Suzie Baines and Karen Lally with mascot Jeely Baby on See Me tour ahead of Time to Talk campaign...Picture: Gary Anthony..

Two mental health campaigners visited Inverness as part of a 600-mile trip around Scotland, to get people talking about mental health.

Karen Lally and Suzanne Baines are building up to the UK wide Time to Talk campaign by starting conversations across Scotland on a five-day road trip.

Last Wednesday the women stopped in at the Eastgate Shopping Centre, to talk to people about mental health, and how to start conversations with people about mental health.

The women, who volunteer for See Me, the programme to end mental health discrimination, are touring the country for the third time having previously started conversations at some of Scotland’s most famous places, including St Andrews Old Course and Stirling Castle.

Ms Baines, from Erskine, wants to encourage people to talk more about mental health, and see friends and family have the confidence to open up conversations.

She said: “Taking the time to listen to the person who is talking to you can actually be a huge thing to start the change for that person. You might be the first person that has ever actually sat and listened.

“For me personally, having needed somebody like that and being able to speak to someone like that, I feel that is where change happens.

“I think a crucial element to wellbeing and tackling stigma is that we have these conversations.

Ms Lally, from Milngavie, added: “ I think many of the issues in terms of stigma, and the discrimination that comes off the back of that in relation to mental health, is due to lack of understanding and awareness.

“So sharing stories about mental health and lived experience really helps people to understand that we all have mental health.
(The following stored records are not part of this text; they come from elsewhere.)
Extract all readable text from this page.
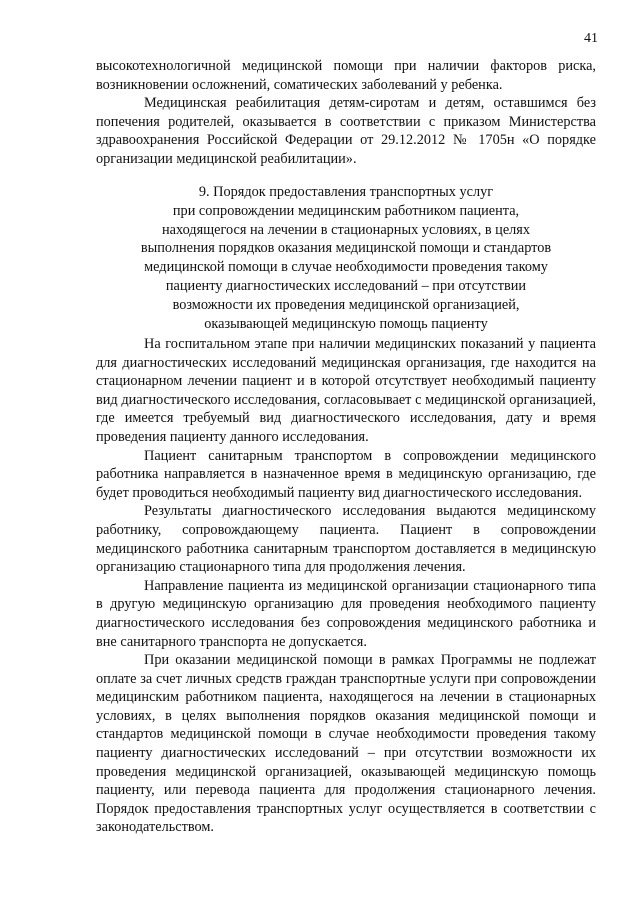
41

высокотехнологичной медицинской помощи при наличии факторов риска, возникновении осложнений, соматических заболеваний у ребенка.

Медицинская реабилитация детям-сиротам и детям, оставшимся без попечения родителей, оказывается в соответствии с приказом Министерства здравоохранения Российской Федерации от 29.12.2012 № 1705н «О порядке организации медицинской реабилитации».

9. Порядок предоставления транспортных услуг
при сопровождении медицинским работником пациента,
находящегося на лечении в стационарных условиях, в целях
выполнения порядков оказания медицинской помощи и стандартов
медицинской помощи в случае необходимости проведения такому
пациенту диагностических исследований – при отсутствии
возможности их проведения медицинской организацией,
оказывающей медицинскую помощь пациенту

На госпитальном этапе при наличии медицинских показаний у пациента для диагностических исследований медицинская организация, где находится на стационарном лечении пациент и в которой отсутствует необходимый пациенту вид диагностического исследования, согласовывает с медицинской организацией, где имеется требуемый вид диагностического исследования, дату и время проведения пациенту данного исследования.

Пациент санитарным транспортом в сопровождении медицинского работника направляется в назначенное время в медицинскую организацию, где будет проводиться необходимый пациенту вид диагностического исследования.

Результаты диагностического исследования выдаются медицинскому работнику, сопровождающему пациента. Пациент в сопровождении медицинского работника санитарным транспортом доставляется в медицинскую организацию стационарного типа для продолжения лечения.

Направление пациента из медицинской организации стационарного типа в другую медицинскую организацию для проведения необходимого пациенту диагностического исследования без сопровождения медицинского работника и вне санитарного транспорта не допускается.

При оказании медицинской помощи в рамках Программы не подлежат оплате за счет личных средств граждан транспортные услуги при сопровождении медицинским работником пациента, находящегося на лечении в стационарных условиях, в целях выполнения порядков оказания медицинской помощи и стандартов медицинской помощи в случае необходимости проведения такому пациенту диагностических исследований – при отсутствии возможности их проведения медицинской организацией, оказывающей медицинскую помощь пациенту, или перевода пациента для продолжения стационарного лечения. Порядок предоставления транспортных услуг осуществляется в соответствии с законодательством.
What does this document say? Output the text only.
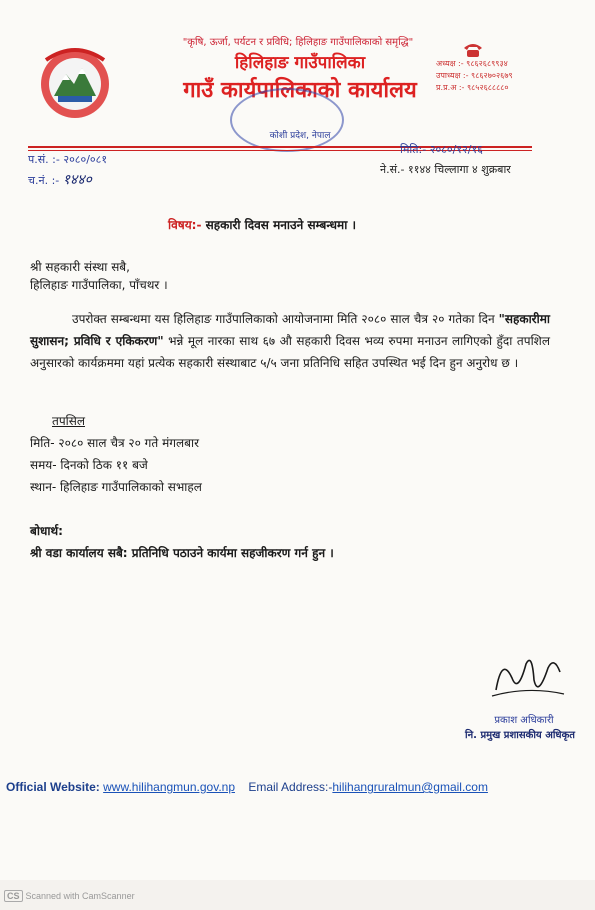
"कृषि, ऊर्जा, पर्यटन र प्रविधि; हिलिहाङ गाउँपालिकाको समृद्धि"
हिलिहाङ गाउँपालिका
गाउँ कार्यपालिकाको कार्यालय
कोशी प्रदेश, नेपाल
अध्यक्ष :- ९८६२६८९९३४
उपाध्यक्ष :- ९८६२७०२६७९
प्र.प्र.अ :- ९८५२६८८८८०
प.सं. :- २०८०/०८१
च.नं. :- १४४०
मिति:- २०८०/१२/१६
ने.सं.- ११४४ चिल्लागा ४ शुक्रबार
विषय:- सहकारी दिवस मनाउने सम्बन्धमा ।
श्री सहकारी संस्था सबै,
हिलिहाङ गाउँपालिका, पाँचथर ।
उपरोक्त सम्बन्धमा यस हिलिहाङ गाउँपालिकाको आयोजनामा मिति २०८० साल चैत्र २० गतेका दिन "सहकारीमा सुशासन; प्रविधि र एकिकरण" भन्ने मूल नारका साथ ६७ औ सहकारी दिवस भव्य रुपमा मनाउन लागिएको हुँदा तपशिल अनुसारको कार्यक्रममा यहां प्रत्येक सहकारी संस्थाबाट ५/५ जना प्रतिनिधि सहित उपस्थित भई दिन हुन अनुरोध छ ।
तपसिल
मिति- २०८० साल चैत्र २० गते मंगलबार
समय- दिनको ठिक ११ बजे
स्थान- हिलिहाङ गाउँपालिकाको सभाहल
बोधार्थ:
श्री वडा कार्यालय सबै: प्रतिनिधि पठाउने कार्यमा सहजीकरण गर्न हुन ।
प्रकाश अधिकारी
नि. प्रमुख प्रशासकीय अधिकृत
Official Website: www.hilihangmun.gov.np Email Address:-hilihangruralmun@gmail.com
CS Scanned with CamScanner
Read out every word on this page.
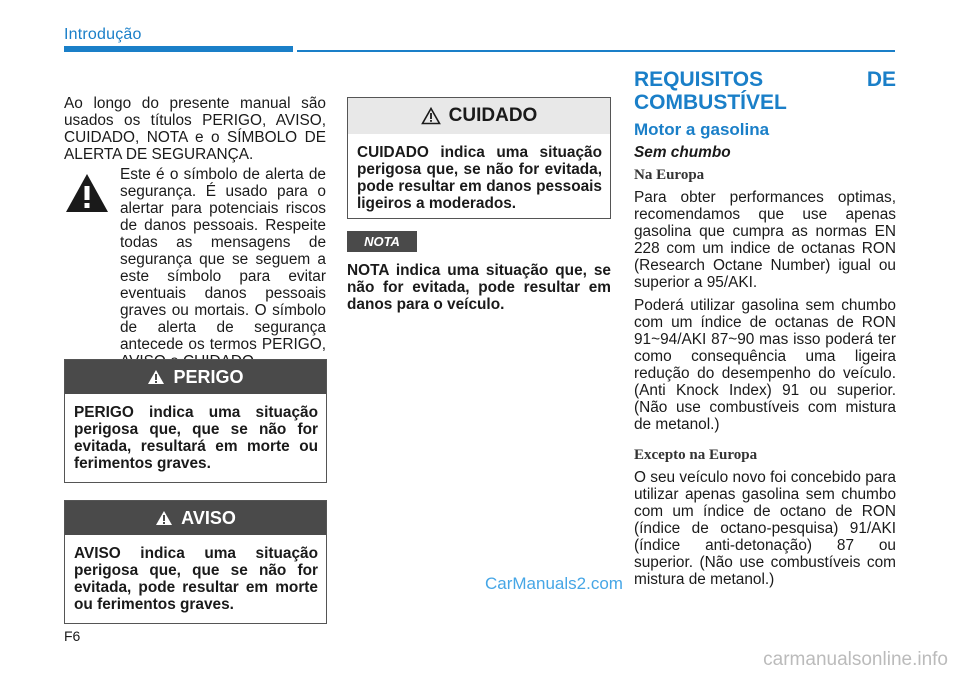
Introdução

Ao longo do presente manual são usados os títulos PERIGO, AVISO, CUIDADO, NOTA e o SÍMBOLO DE ALERTA DE SEGURANÇA.

Este é o símbolo de alerta de segurança. É usado para o alertar para potenciais riscos de danos pessoais. Respeite todas as mensagens de segurança que se seguem a este símbolo para evitar eventuais danos pessoais graves ou mortais. O símbolo de alerta de segurança antecede os termos PERIGO,

PERIGO
PERIGO indica uma situação perigosa que, que se não for evitada, resultará em morte ou ferimentos graves.
AVISO
AVISO indica uma situação perigosa que, que se não for evitada, pode resultar em morte ou ferimentos graves.
CUIDADO
CUIDADO indica uma situação perigosa que, se não for evitada, pode resultar em danos pessoais ligeiros a moderados.
NOTA
NOTA indica uma situação que, se não for evitada, pode resultar em danos para o veículo.
REQUISITOS DE COMBUSTÍVEL
Motor a gasolina
Sem chumbo
Na Europa

Para obter performances optimas, recomendamos que use apenas gasolina que cumpra as normas EN 228 com um indice de octanas RON (Research Octane Number) igual ou superior a 95/AKI.

Poderá utilizar gasolina sem chumbo com um índice de octanas de RON 91~94/AKI 87~90 mas isso poderá ter como consequência uma ligeira redução do desempenho do veículo. (Anti Knock Index) 91 ou superior. (Não use combustíveis com mistura de metanol.)

Excepto na Europa

O seu veículo novo foi concebido para utilizar apenas gasolina sem chumbo com um índice de octano de RON (índice de octano-pesquisa) 91/AKI (índice anti-detonação) 87 ou superior. (Não use combustíveis com mistura de metanol.)

F6
CarManuals2.com
carmanualsonline.info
Mental health isn’t always about mental illness, but sometimes we can become ill with our mental health, just like we can become ill with our physical health.

“For me talking is a great way to make this an everyday conversation just like we would talk about any other aspect of our health.”

Wendy Halliday, See Me interim director, said: “This year Time to Talk day is all about is looking at why people might avoid having important conversations on mental health.

“It’s great to have Karen and Suzanne out on the road again, having conversations in as many places as possible, finding out what stops people from talking about mental health, and what encourages them to speak about it.”

Time to Talk day is a UK wide campaign run by See Me in Scotland, Time to Change in England, Times to Change Wales, Change Your Mind in Northern Ireland and See Change in Ireland.